The Postman Open Technologies team maintains a project dedicated to mining and extracting knowledge from the API universe. There is a wealth of knowledge present in the OpenAPI, Swagger, Postman Collections, Spectral, and other API artifacts available on GitHub, but also on the open web.

To expand the current knowledge base, we want to develop an open-source approach for finding Swagger and OpenAPI definitions on the open web, crawling web pages looking for API definitions, validating them, and then consuming and indexing them as part of an ongoing search.

There are already known sources like GitHub, SwaggerHub, and APIs.guru to find OpenAPI/Swagger specifications but we want to focus on extracting API definitions from lesser-known sources and presenting them to the world. The dataset can later be used to analyze the specifications to obtain insights into some of the practices common among APIs.

What’s Open API Web Search?

Open API Web Search project is all about providing a simple way for developers to find existing Swagger and OpenAPI definitions on the open web—mostly from lesser-known sources. The ultimate goal of this project is to build a search engine for APIs where API consumers and producers can discover APIs using keywords that abstract away the complexity of searching the web for specific terms, helping identify APIs in a sea of web pages. Learn how Open API Web Search can help unleash the power of open APIs.
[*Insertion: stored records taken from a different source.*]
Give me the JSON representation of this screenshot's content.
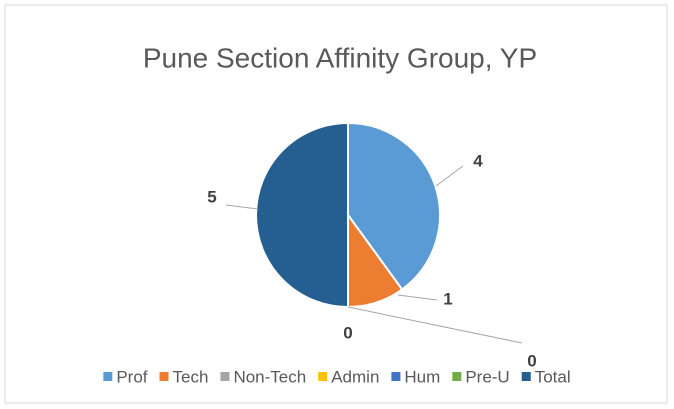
{
  "chart_data": {
    "type": "pie",
    "title": "Pune Section Affinity Group, YP",
    "categories": [
      "Prof",
      "Tech",
      "Non-Tech",
      "Admin",
      "Hum",
      "Pre-U",
      "Total"
    ],
    "values": [
      4,
      1,
      0,
      0,
      0,
      0,
      5
    ],
    "value_labels": [
      "4",
      "1",
      "0",
      "0",
      null,
      null,
      "5"
    ],
    "colors": [
      "#5b9bd5",
      "#ed7d31",
      "#a5a5a5",
      "#ffc000",
      "#4472c4",
      "#70ad47",
      "#255e91"
    ],
    "legend": "bottom"
  }
}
The goal of this project can be achieved with the following milestones:

  1. Crawling: Crawl webpages looking for valid API Definitions—mostly from lesser-known sources.
  2. Indexing: Validate & store indexed crawl results.
  3. Implementing a search algorithm: Using this large dataset of OpenAPI/Swagger specifications, expose an API that abstracts away the complexity of searching the web for specific terms for finding APIs
  4. Providing an interface: Design a UI for API consumers and producers to initiate a search looking for APIs. Initially, the search can be done using metadata—the info object of the OpenAPI document.
  5. Updating dataset: Regularly update the crawl results and re-index them for better search results.

Running the Server

Fork and/or clone the OpenAPI Web Search repo and change directory into it:

git clone https://github.com/<username>/openapi-web-search.git
cd openapi-web-search/src/server

Install dependencies via yarn:

yarn install

Start local server:

yarn run dev

After launching the local server, we can use Postman to begin sending http requests to the specified endpoints. I've included a postman collection in root of the project to get you started:

Run the following endpoints in the specified order after configuring Postman with the collection above:

1. http://localhost:1337/api/v1/run/crawler?latest=true
2. http://localhost:1337/api/v1/process/index-files?skip=0&limit=20&sort=aes
3. http://localhost:1337/api/v1/indexing
4. http://localhost:1337/api/v1/search?q=<query>

Explanation:

  1. The first endpoint will crawl the common-crawl website to get some files which include the paths to index files that are converted into the appropriate endpoints.
  2. The second endpoint initiates the background process of downloading index files, processing them, and storing the results, which are validated openapi definitions, in mongodb.
  3. Third endpoint begins indexing the previously gathered MongoDB results into Elasticsearch..
  4. The last endpoint is utilised to create a search query for optimum retrival.